В таком вот предновогоднем настроении мы охотно отпустим Франциску, опять уже ставшую Ф. Линкерханд, из этой главы, дабы в следующей сопровождать ее в Нейштадт, представить ей господина Шафхойтлина, демонического Язваука, Борнеманов и, наконец, Бенджамина.
Но если допустить, что она в нерешительности утратила свои иллюзии, сама себя сдерживая всяческими «когда-нибудь» и «как-нибудь», то поехала бы она вообще в Нейштадт, не случись того, о чем мы еще должны здесь поведать? Может быть, все пошло бы иначе, может быть, она, как и другие молодые люди из группы Регера, получила бы первую или вторую премию на конкурсе, и даже на международном, и вместе со своим профессором строила бы в Бухаресте, а потом и сама возглавила бы строительство высотного дома для нужд наук и искусств, который в народе окрестили бы «ракетой», «сигарным ящиком», «перстом указующим», но, так или иначе, с ним, лестно для нее, связывалось бы имя Линкерханд… короче говоря, она бы сделала карьеру (или, чтобы избегнуть этого двусмысленного слова: она бы систематически продвигалась вперед) … но нет, вместо всего этого она сидит в закутке, с рассохшимися от жары деревянными стенками, при свете вытребованной конторской лампы и пишет в школьной тетрадке маленькими неровными печатными буквами, пишет книгу, которую прячет даже от Бенджамина и о которой из суеверия сама дурно отзывается, так себе вещица, писанина, впрочем, тут и говорить-то не о чем…
Мы забегаем вперед. Итак, событие, раз и навсегда отравившее ей родной город, – возвращение Вольфганга. Он не уехал, он ввел в заблуждение свой клан, вернулся с вокзала, гонимый мучительным желанием – застать у Франциски этого старого хрыча Регера. Он ворвался в комнату, полный страха – или надежды – наконец-то ее застыдить, изобличить, осрамить любовника. Регер был его навязчивой идеей… только Якоба, как раз Якоба-то он и не подозревал, не обращал внимания на этого хромоногого… Франциска лежала на кушетке, раскинув руки, в полном блаженстве… Она вскочила, увидев Вольфганга, его лицо, глаза, полные слез. Он запер дверь и сунул ключ в карман.

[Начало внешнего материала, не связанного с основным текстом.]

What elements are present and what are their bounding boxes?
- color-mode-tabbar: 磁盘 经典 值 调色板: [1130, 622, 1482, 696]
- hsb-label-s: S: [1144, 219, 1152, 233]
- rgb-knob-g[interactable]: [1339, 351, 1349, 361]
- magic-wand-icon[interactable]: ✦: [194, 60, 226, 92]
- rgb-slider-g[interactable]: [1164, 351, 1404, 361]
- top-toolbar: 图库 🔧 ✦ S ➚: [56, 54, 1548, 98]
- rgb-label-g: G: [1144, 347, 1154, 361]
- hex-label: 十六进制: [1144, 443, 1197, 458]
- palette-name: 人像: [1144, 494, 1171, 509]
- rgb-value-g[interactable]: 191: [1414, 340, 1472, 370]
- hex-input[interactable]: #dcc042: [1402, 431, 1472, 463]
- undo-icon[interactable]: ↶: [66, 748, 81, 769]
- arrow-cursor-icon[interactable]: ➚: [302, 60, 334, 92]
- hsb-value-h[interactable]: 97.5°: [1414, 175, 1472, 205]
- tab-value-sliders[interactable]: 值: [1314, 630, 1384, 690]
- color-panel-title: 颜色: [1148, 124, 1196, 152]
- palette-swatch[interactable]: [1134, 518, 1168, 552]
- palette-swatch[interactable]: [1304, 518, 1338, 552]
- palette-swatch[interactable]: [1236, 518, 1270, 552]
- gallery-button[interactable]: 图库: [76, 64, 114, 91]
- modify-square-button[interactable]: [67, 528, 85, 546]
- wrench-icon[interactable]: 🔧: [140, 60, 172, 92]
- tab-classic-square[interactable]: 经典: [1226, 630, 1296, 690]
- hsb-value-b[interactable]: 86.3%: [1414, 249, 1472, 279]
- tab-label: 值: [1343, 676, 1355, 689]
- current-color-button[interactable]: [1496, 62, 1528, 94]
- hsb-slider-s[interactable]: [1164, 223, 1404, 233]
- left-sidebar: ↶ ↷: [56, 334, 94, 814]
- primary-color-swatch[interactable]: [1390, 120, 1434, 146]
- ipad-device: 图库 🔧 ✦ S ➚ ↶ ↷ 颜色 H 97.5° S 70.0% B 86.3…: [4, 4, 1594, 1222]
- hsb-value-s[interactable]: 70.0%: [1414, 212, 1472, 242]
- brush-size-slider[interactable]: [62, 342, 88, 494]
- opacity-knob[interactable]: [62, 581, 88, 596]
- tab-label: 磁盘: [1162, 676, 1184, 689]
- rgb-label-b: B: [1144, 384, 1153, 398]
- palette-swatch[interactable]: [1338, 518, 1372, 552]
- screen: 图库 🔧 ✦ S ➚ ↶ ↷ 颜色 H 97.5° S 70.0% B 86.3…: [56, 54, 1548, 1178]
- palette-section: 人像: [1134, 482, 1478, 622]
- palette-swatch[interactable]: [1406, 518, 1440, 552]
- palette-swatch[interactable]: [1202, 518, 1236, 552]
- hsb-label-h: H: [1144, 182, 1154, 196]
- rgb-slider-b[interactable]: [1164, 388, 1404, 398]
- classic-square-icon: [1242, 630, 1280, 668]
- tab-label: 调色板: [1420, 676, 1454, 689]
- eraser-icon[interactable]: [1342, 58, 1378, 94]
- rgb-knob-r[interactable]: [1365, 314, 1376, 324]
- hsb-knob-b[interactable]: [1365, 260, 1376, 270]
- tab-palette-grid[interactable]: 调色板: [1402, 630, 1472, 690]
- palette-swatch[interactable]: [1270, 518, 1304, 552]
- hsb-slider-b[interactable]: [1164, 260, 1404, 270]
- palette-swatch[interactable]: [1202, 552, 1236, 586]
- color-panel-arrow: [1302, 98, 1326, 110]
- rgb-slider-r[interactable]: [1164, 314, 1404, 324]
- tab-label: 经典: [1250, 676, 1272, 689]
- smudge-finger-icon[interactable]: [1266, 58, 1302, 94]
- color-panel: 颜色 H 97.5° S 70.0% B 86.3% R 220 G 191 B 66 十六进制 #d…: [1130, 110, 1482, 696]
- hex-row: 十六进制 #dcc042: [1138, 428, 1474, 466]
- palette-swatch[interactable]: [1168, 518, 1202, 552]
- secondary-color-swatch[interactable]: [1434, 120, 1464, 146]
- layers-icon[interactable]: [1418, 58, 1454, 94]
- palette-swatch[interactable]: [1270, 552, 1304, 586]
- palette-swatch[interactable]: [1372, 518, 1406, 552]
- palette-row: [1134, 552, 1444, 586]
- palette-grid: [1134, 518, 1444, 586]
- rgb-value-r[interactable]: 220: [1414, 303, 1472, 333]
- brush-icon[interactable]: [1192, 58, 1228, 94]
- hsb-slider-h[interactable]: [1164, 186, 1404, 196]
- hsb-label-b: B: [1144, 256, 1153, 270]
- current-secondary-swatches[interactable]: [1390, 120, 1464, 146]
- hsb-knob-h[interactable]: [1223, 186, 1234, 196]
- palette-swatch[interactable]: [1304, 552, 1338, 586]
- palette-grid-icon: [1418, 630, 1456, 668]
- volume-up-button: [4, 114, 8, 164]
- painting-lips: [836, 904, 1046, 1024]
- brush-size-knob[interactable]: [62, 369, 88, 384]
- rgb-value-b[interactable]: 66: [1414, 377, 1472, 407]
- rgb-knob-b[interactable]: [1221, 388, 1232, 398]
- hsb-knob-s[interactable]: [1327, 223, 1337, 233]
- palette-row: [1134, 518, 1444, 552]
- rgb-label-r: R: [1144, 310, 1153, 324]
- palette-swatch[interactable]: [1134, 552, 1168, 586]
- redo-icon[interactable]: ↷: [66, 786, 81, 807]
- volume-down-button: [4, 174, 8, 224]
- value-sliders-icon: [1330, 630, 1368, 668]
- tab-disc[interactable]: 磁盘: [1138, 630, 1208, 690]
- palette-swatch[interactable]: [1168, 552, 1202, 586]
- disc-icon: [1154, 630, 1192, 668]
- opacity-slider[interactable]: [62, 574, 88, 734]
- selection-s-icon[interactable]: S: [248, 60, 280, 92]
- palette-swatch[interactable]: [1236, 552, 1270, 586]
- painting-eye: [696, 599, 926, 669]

– Не кричи, – сказал он тихо, – я вернулся… я не могу… не кричи.
… Утром она пошла на работу на Бётхергассе, как всегда пунктуальная, как всегда подтянутая, но воротник жакетки был наглухо застегнут, и она не ответила, когда Регер, веселый, со свойственной ему счастливой забывчивостью, приветствовал ее, просто не могла ответить, несмотря на судорожную работу языка и губ, у нее получались только хриплые лающие звуки. Регер отвез ее домой, в ее комнату, похожую на поле битвы, он призывал все силы ада на голову «красавчика идиота», этого вандала, но, сняв с нее жакет и увидев ее шею, он наконец заткнулся.
Он приходил каждый день целую неделю, заклинал ее говорить – говорить, твердил он, – это избавление, самоочищение, слова – своего рода гигиена души, выговориться – почти уже преодолеть, вот я здесь, я слушаю, говори, ругайся, жалуйся, вот грудь друга, на которой ты можешь выплакаться… Она молчала, свернувшись клубочком под одеялом, все время лежала впотьмах: притворялась мертвой.
Спустя неделю, когда в темноте, в искусственном мертвом сне в ней проросли новые силы, она встала, навела порядок, сожгла письма, картины, записки, написала заявление об уходе, отправилась в ресторан и проглотила два бифштекса. Когда, выйдя из ресторана, она шла вниз по Лангегассе, главной улице центра, то услышала весьма дерзкие замечания о ее прическе, скабрезные комплименты от двух немолодых туристов, спущенных с цепи буржуа, боязливо-бесстыжих охотников в чужом городе… В ближайшей парикмахерской она остриглась и с яростным удовлетворением увидела в зеркале чужое бесплотное лицо.